A report published by the Institute for Employment Studies, a well-known think tank, suggests that presenteeism, or going in to work whilst unwell, is not always as detrimental as previously thought.
Presenteeism is unquestionably a complex issue. Levels of presenteeism are often driven by pressure from managers or colleagues; workloads; deadlines; and self-induced stress. Proposals to decrease absenteeism in the workplace may unwittingly be promoting presenteeism. This can be positive or negative depending on the situation.
The notion that workers should be completely fit and well before returning to work is fairly well established. A report, entitled ‘a review of current thinking’, however, puts forward a compelling argument surrounding the positive contribution to recovery inherent in the workplace. This can be the case for individuals who have been suffering from relatively serious illnesses as well as those with milder conditions.

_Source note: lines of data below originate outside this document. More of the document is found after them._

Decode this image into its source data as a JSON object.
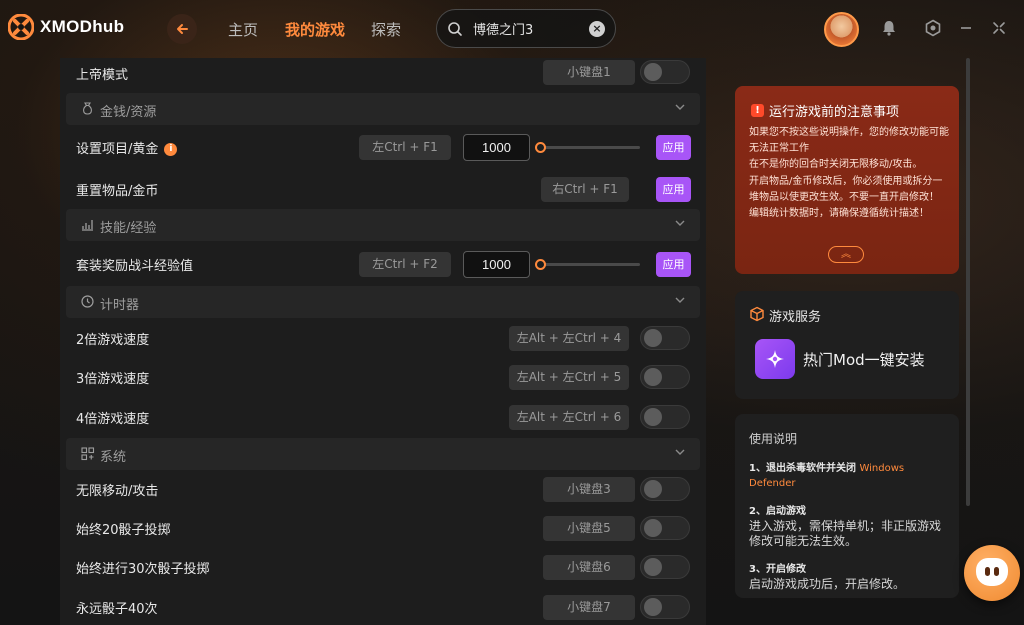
{
  "app": {
    "logo_text": "XMODhub"
  },
  "nav": {
    "tabs": [
      {
        "label": "主页"
      },
      {
        "label": "我的游戏"
      },
      {
        "label": "探索"
      }
    ],
    "active_tab": "我的游戏"
  },
  "search": {
    "value": "博德之门3"
  },
  "colors": {
    "accent": "#ff8a3d",
    "apply_button": "#a855f7",
    "notice_background": "#7a2512"
  },
  "mods": {
    "god_mode": {
      "label": "上帝模式",
      "hotkey": "小键盘1"
    },
    "section_money": {
      "label": "金钱/资源"
    },
    "set_item_gold": {
      "label": "设置项目/黄金",
      "hotkey": "左Ctrl + F1",
      "value": "1000",
      "apply": "应用",
      "info": "i"
    },
    "reset_item_coin": {
      "label": "重置物品/金币",
      "hotkey": "右Ctrl + F1",
      "apply": "应用"
    },
    "section_skill": {
      "label": "技能/经验"
    },
    "set_exp": {
      "label": "套装奖励战斗经验值",
      "hotkey": "左Ctrl + F2",
      "value": "1000",
      "apply": "应用"
    },
    "section_timer": {
      "label": "计时器"
    },
    "speed_2x": {
      "label": "2倍游戏速度",
      "hotkey": "左Alt + 左Ctrl + 4"
    },
    "speed_3x": {
      "label": "3倍游戏速度",
      "hotkey": "左Alt + 左Ctrl + 5"
    },
    "speed_4x": {
      "label": "4倍游戏速度",
      "hotkey": "左Alt + 左Ctrl + 6"
    },
    "section_system": {
      "label": "系统"
    },
    "unlimited_move": {
      "label": "无限移动/攻击",
      "hotkey": "小键盘3"
    },
    "dice_20": {
      "label": "始终20骰子投掷",
      "hotkey": "小键盘5"
    },
    "dice_30": {
      "label": "始终进行30次骰子投掷",
      "hotkey": "小键盘6"
    },
    "dice_40": {
      "label": "永远骰子40次",
      "hotkey": "小键盘7"
    }
  },
  "notice": {
    "title": "运行游戏前的注意事项",
    "lines": [
      "如果您不按这些说明操作，您的修改功能可能无法正常工作",
      "在不是你的回合时关闭无限移动/攻击。",
      "开启物品/金币修改后，你必须使用或拆分一堆物品以使更改生效。不要一直开启修改！",
      "编辑统计数据时，请确保遵循统计描述！"
    ],
    "collapse": "︽"
  },
  "service": {
    "title": "游戏服务",
    "button_label": "热门Mod一键安装"
  },
  "guide": {
    "title": "使用说明",
    "step1_title": "1、退出杀毒软件并关闭",
    "step1_highlight": "Windows Defender",
    "step2_title": "2、启动游戏",
    "step2_text": "进入游戏，需保持单机；非正版游戏修改可能无法生效。",
    "step3_title": "3、开启修改",
    "step3_text": "启动游戏成功后，开启修改。"
  }
}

The author of the report, Dr. Valerie Garrow, is quite clear in specifying that an individual should never endanger their health or the health of their colleagues by going to work. There is no denying that in many instances presenteeism can contribute to worsening health, and lead to reduced productivity. In these cases, taking time off work to recover and rest is wholly necessary.
Individuals suffering with financial difficulties, mental illnesses and those with concerns over being made redundant were found to be the most likely to continue to attend work when they were unwell. In these cases presenteeism may well have a detrimental effect, and such instances must be properly managed. Promoting a working culture where everyone is encouraged to take time off when they are genuinely unwell will protect those particularly vulnerable to presenteeism.
Dr. Garrow’s research has shown that individuals who are on the road to recovery have benefited greatly by being able to return to work on a gradual basis. The option to work fewer hours or have a condensed workload can be beneficial for both the individual and their employer. Whilst initial productivity may not be at pre-illness levels, an incremental introduction back into the workplace increases the chances of an individual making a full recovery.
Managing each specific case undoubtedly presents its own challenges for managers. Understanding what an individual is going through is essential to being able to provide helpful and appropriate work schedules. The interests of both the team as a whole and the individual must always be thoroughly evaluated.
In the current economic climate where efficiency and increased productivity are key elements to success, companies and, in turn, employees are feeling the pressure. There is evidence that highlights long term damage to productivity, health and morale that stems from presenteeism. The prevention of such damage is important for individual employees and for the company as a whole. This means establishing a healthy balance between absenteeism and presenteeism. Focusing closely on achieving a healthy and positive workplace is the key to such a balance.
There are many ingredients to achieving a healthy workplace. There must be a positive and caring management team in place that looks out for each employee’s interests as well as keeping an eye on the bigger picture. This provides job security and ensures that clear working policies are in place.
Implementing support structures, healthy working atmospheres and proper use of return to work interviews will be invaluable tools for managers in evaluating whether presenteeism is in the interests of an individual, or whether further time away from the workplace will be more beneficial.